15 de April de 2026
Bahia
Leomar da Silva | Foto: Paulo José / Acorda Cidade
O evento, que reuniu mais de 200 participantes, teve como foco o desafio de alfabetizar crianças na idade certa na Bahia.
Bahia
Leomar da Silva | Foto: Paulo José / Acorda Cidade
Longe das telas e mais perto da natureza; crianças aproveitam dia de brincadeiras ao ar livre no Parque da Cidade
Foto: Ed Santos/Acorda Cidade

A Universidade Estadual de Feira de Santana (Uefs) foi sede nesta terça-feira (14) do Encontro Territorial do Movimento Bahia pela Educação, voltado para prefeitos, secretários e articuladores públicos.

O evento, que reuniu mais de 200 participantes de 68 municípios, teve como foco o desafio de alfabetizar crianças na idade certa, além de debater as novas regras de financiamento educacional.

Embora o estado tenha registrado um crescimento recente nos índices de alfabetização, especialistas apontam que muitas prefeituras baianas ainda perdem verbas federais importantes. O principal motivo pode estar ligado ao não cumprimento de metas ligadas à redução das desigualdades educacionais e à falta de critérios técnicos na gestão escolar.

Para a reportagem do Acorda Cidade, a coordenadora do movimento, Daniela Bitencourt, explicou que alfabetizar na idade certa significa garantir que o aluno conclua o segundo ano do ensino fundamental sabendo ler, escrever e compreender pequenos textos.

Daniela Bitencourt,
Daniela Bitencourt | Foto: Paulo José / Acorda Cidade

“Nós estamos aqui discutindo no primeiro momento esse desafio, também trazendo cases de sucesso. Estamos aqui com a cidade de Novo Horizonte, que é uma cidade que está alfabetizando as crianças na idade certa e que possui um alto índice [na qualidade do ensino]”, disse Daniela.

A coordenadora ressaltou que o planejamento estratégico dos gestores é essencial para mudar a realidade da sala de aula, influenciando diretamente a formação docente e a escolha do material didático.

“Trabalhamos com programas de alfabetização responsável, em que estamos indo em cerca de 30 municípios mais desafiadores para fazer formação com professores. São 40 horas de formações e, além disso, a gente reconhece que a Bahia aprende com a Bahia, existem boas práticas aqui, por isso trouxemos Novo Horizonte”, disse Daniela.

Para a reportagem do Acorda Cidade, a coordenadora justificou a escolha de Feira de Santana como sede para esta edição do movimento. Daniela afirmou que a cidade, conhecida como Princesa do Sertão, é um verdadeiro ponto de encontro para quase todas as regiões do estado.

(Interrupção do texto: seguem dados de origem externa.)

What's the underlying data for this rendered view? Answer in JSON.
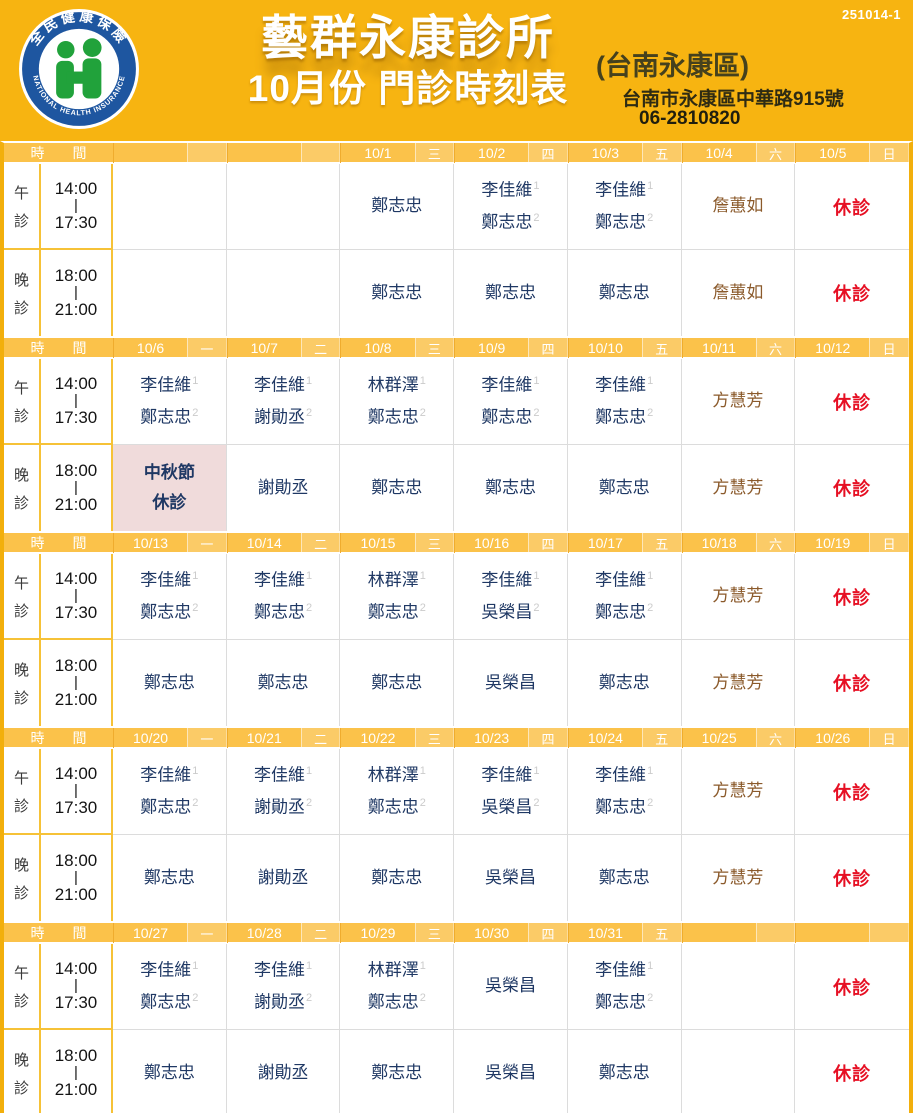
{
  "doc_number": "251014-1",
  "logo": {
    "top_text": "全民健康保險",
    "bottom_text": "NATIONAL HEALTH INSURANCE"
  },
  "banner": {
    "clinic_name": "藝群永康診所",
    "subtitle": "10月份 門診時刻表",
    "district": "(台南永康區)",
    "address": "台南市永康區中華路915號",
    "phone": "06-2810820"
  },
  "table": {
    "time_header": "時 間",
    "closed_label": "休診",
    "sessions": [
      {
        "label": "午診",
        "time_start": "14:00",
        "time_sep": "|",
        "time_end": "17:30"
      },
      {
        "label": "晚診",
        "time_start": "18:00",
        "time_sep": "|",
        "time_end": "21:00"
      }
    ],
    "weeks": [
      {
        "days": [
          {
            "date": "",
            "weekday": "",
            "noon": {},
            "evening": {}
          },
          {
            "date": "",
            "weekday": "",
            "noon": {},
            "evening": {}
          },
          {
            "date": "10/1",
            "weekday": "三",
            "noon": {
              "names": [
                "鄭志忠"
              ]
            },
            "evening": {
              "names": [
                "鄭志忠"
              ]
            }
          },
          {
            "date": "10/2",
            "weekday": "四",
            "noon": {
              "names": [
                "李佳維",
                "鄭志忠"
              ]
            },
            "evening": {
              "names": [
                "鄭志忠"
              ]
            }
          },
          {
            "date": "10/3",
            "weekday": "五",
            "noon": {
              "names": [
                "李佳維",
                "鄭志忠"
              ]
            },
            "evening": {
              "names": [
                "鄭志忠"
              ]
            }
          },
          {
            "date": "10/4",
            "weekday": "六",
            "noon": {
              "names": [
                "詹蕙如"
              ],
              "style": "brown"
            },
            "evening": {
              "names": [
                "詹蕙如"
              ],
              "style": "brown"
            }
          },
          {
            "date": "10/5",
            "weekday": "日",
            "noon": {
              "closed": true
            },
            "evening": {
              "closed": true
            }
          }
        ]
      },
      {
        "days": [
          {
            "date": "10/6",
            "weekday": "一",
            "noon": {
              "names": [
                "李佳維",
                "鄭志忠"
              ]
            },
            "evening": {
              "holiday": [
                "中秋節",
                "休診"
              ]
            }
          },
          {
            "date": "10/7",
            "weekday": "二",
            "noon": {
              "names": [
                "李佳維",
                "謝勛丞"
              ]
            },
            "evening": {
              "names": [
                "謝勛丞"
              ]
            }
          },
          {
            "date": "10/8",
            "weekday": "三",
            "noon": {
              "names": [
                "林群澤",
                "鄭志忠"
              ]
            },
            "evening": {
              "names": [
                "鄭志忠"
              ]
            }
          },
          {
            "date": "10/9",
            "weekday": "四",
            "noon": {
              "names": [
                "李佳維",
                "鄭志忠"
              ]
            },
            "evening": {
              "names": [
                "鄭志忠"
              ]
            }
          },
          {
            "date": "10/10",
            "weekday": "五",
            "noon": {
              "names": [
                "李佳維",
                "鄭志忠"
              ]
            },
            "evening": {
              "names": [
                "鄭志忠"
              ]
            }
          },
          {
            "date": "10/11",
            "weekday": "六",
            "noon": {
              "names": [
                "方慧芳"
              ],
              "style": "brown"
            },
            "evening": {
              "names": [
                "方慧芳"
              ],
              "style": "brown"
            }
          },
          {
            "date": "10/12",
            "weekday": "日",
            "noon": {
              "closed": true
            },
            "evening": {
              "closed": true
            }
          }
        ]
      },
      {
        "days": [
          {
            "date": "10/13",
            "weekday": "一",
            "noon": {
              "names": [
                "李佳維",
                "鄭志忠"
              ]
            },
            "evening": {
              "names": [
                "鄭志忠"
              ]
            }
          },
          {
            "date": "10/14",
            "weekday": "二",
            "noon": {
              "names": [
                "李佳維",
                "鄭志忠"
              ]
            },
            "evening": {
              "names": [
                "鄭志忠"
              ]
            }
          },
          {
            "date": "10/15",
            "weekday": "三",
            "noon": {
              "names": [
                "林群澤",
                "鄭志忠"
              ]
            },
            "evening": {
              "names": [
                "鄭志忠"
              ]
            }
          },
          {
            "date": "10/16",
            "weekday": "四",
            "noon": {
              "names": [
                "李佳維",
                "吳榮昌"
              ]
            },
            "evening": {
              "names": [
                "吳榮昌"
              ]
            }
          },
          {
            "date": "10/17",
            "weekday": "五",
            "noon": {
              "names": [
                "李佳維",
                "鄭志忠"
              ]
            },
            "evening": {
              "names": [
                "鄭志忠"
              ]
            }
          },
          {
            "date": "10/18",
            "weekday": "六",
            "noon": {
              "names": [
                "方慧芳"
              ],
              "style": "brown"
            },
            "evening": {
              "names": [
                "方慧芳"
              ],
              "style": "brown"
            }
          },
          {
            "date": "10/19",
            "weekday": "日",
            "noon": {
              "closed": true
            },
            "evening": {
              "closed": true
            }
          }
        ]
      },
      {
        "days": [
          {
            "date": "10/20",
            "weekday": "一",
            "noon": {
              "names": [
                "李佳維",
                "鄭志忠"
              ]
            },
            "evening": {
              "names": [
                "鄭志忠"
              ]
            }
          },
          {
            "date": "10/21",
            "weekday": "二",
            "noon": {
              "names": [
                "李佳維",
                "謝勛丞"
              ]
            },
            "evening": {
              "names": [
                "謝勛丞"
              ]
            }
          },
          {
            "date": "10/22",
            "weekday": "三",
            "noon": {
              "names": [
                "林群澤",
                "鄭志忠"
              ]
            },
            "evening": {
              "names": [
                "鄭志忠"
              ]
            }
          },
          {
            "date": "10/23",
            "weekday": "四",
            "noon": {
              "names": [
                "李佳維",
                "吳榮昌"
              ]
            },
            "evening": {
              "names": [
                "吳榮昌"
              ]
            }
          },
          {
            "date": "10/24",
            "weekday": "五",
            "noon": {
              "names": [
                "李佳維",
                "鄭志忠"
              ]
            },
            "evening": {
              "names": [
                "鄭志忠"
              ]
            }
          },
          {
            "date": "10/25",
            "weekday": "六",
            "noon": {
              "names": [
                "方慧芳"
              ],
              "style": "brown"
            },
            "evening": {
              "names": [
                "方慧芳"
              ],
              "style": "brown"
            }
          },
          {
            "date": "10/26",
            "weekday": "日",
            "noon": {
              "closed": true
            },
            "evening": {
              "closed": true
            }
          }
        ]
      },
      {
        "days": [
          {
            "date": "10/27",
            "weekday": "一",
            "noon": {
              "names": [
                "李佳維",
                "鄭志忠"
              ]
            },
            "evening": {
              "names": [
                "鄭志忠"
              ]
            }
          },
          {
            "date": "10/28",
            "weekday": "二",
            "noon": {
              "names": [
                "李佳維",
                "謝勛丞"
              ]
            },
            "evening": {
              "names": [
                "謝勛丞"
              ]
            }
          },
          {
            "date": "10/29",
            "weekday": "三",
            "noon": {
              "names": [
                "林群澤",
                "鄭志忠"
              ]
            },
            "evening": {
              "names": [
                "鄭志忠"
              ]
            }
          },
          {
            "date": "10/30",
            "weekday": "四",
            "noon": {
              "names": [
                "吳榮昌"
              ]
            },
            "evening": {
              "names": [
                "吳榮昌"
              ]
            }
          },
          {
            "date": "10/31",
            "weekday": "五",
            "noon": {
              "names": [
                "李佳維",
                "鄭志忠"
              ]
            },
            "evening": {
              "names": [
                "鄭志忠"
              ]
            }
          },
          {
            "date": "",
            "weekday": "",
            "noon": {},
            "evening": {}
          },
          {
            "date": "",
            "weekday": "",
            "noon": {
              "closed": true
            },
            "evening": {
              "closed": true
            }
          }
        ]
      }
    ]
  },
  "colors": {
    "banner_yellow": "#F7B411",
    "header_row_yellow": "#FBC24A",
    "doctor_navy": "#1F3864",
    "doctor_brown": "#8B5A2B",
    "closed_red": "#E60F23",
    "holiday_pink": "#F0DBDB",
    "grid_gray": "#DCDCDC",
    "logo_blue": "#1E56A0",
    "logo_green": "#21A23B"
  }
}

“Feira de Santana é onde todo mundo chega, é onde todo mundo passa, a gente não poderia deixar de estar aqui. Além de Feira, a gente já foi para Juazeiro, Ilhéus, iremos para Vitória da Conquista, para Barreiras e também para Salvador”, disse.

Modelos de financiamentos

No que diz respeito aos recursos, o pesquisador da Universidade de São Paulo (USP), Leomar da Silva, alertou que o financiamento público mudou de formato. Ele explicou que o modelo antigo focava apenas na quantidade de matrículas, enquanto o novo Fundo de Manutenção e Desenvolvimento da Educação Básica (Fundeb) foca na aprendizagem real de cada aluno, na equidade e na gestão escolar.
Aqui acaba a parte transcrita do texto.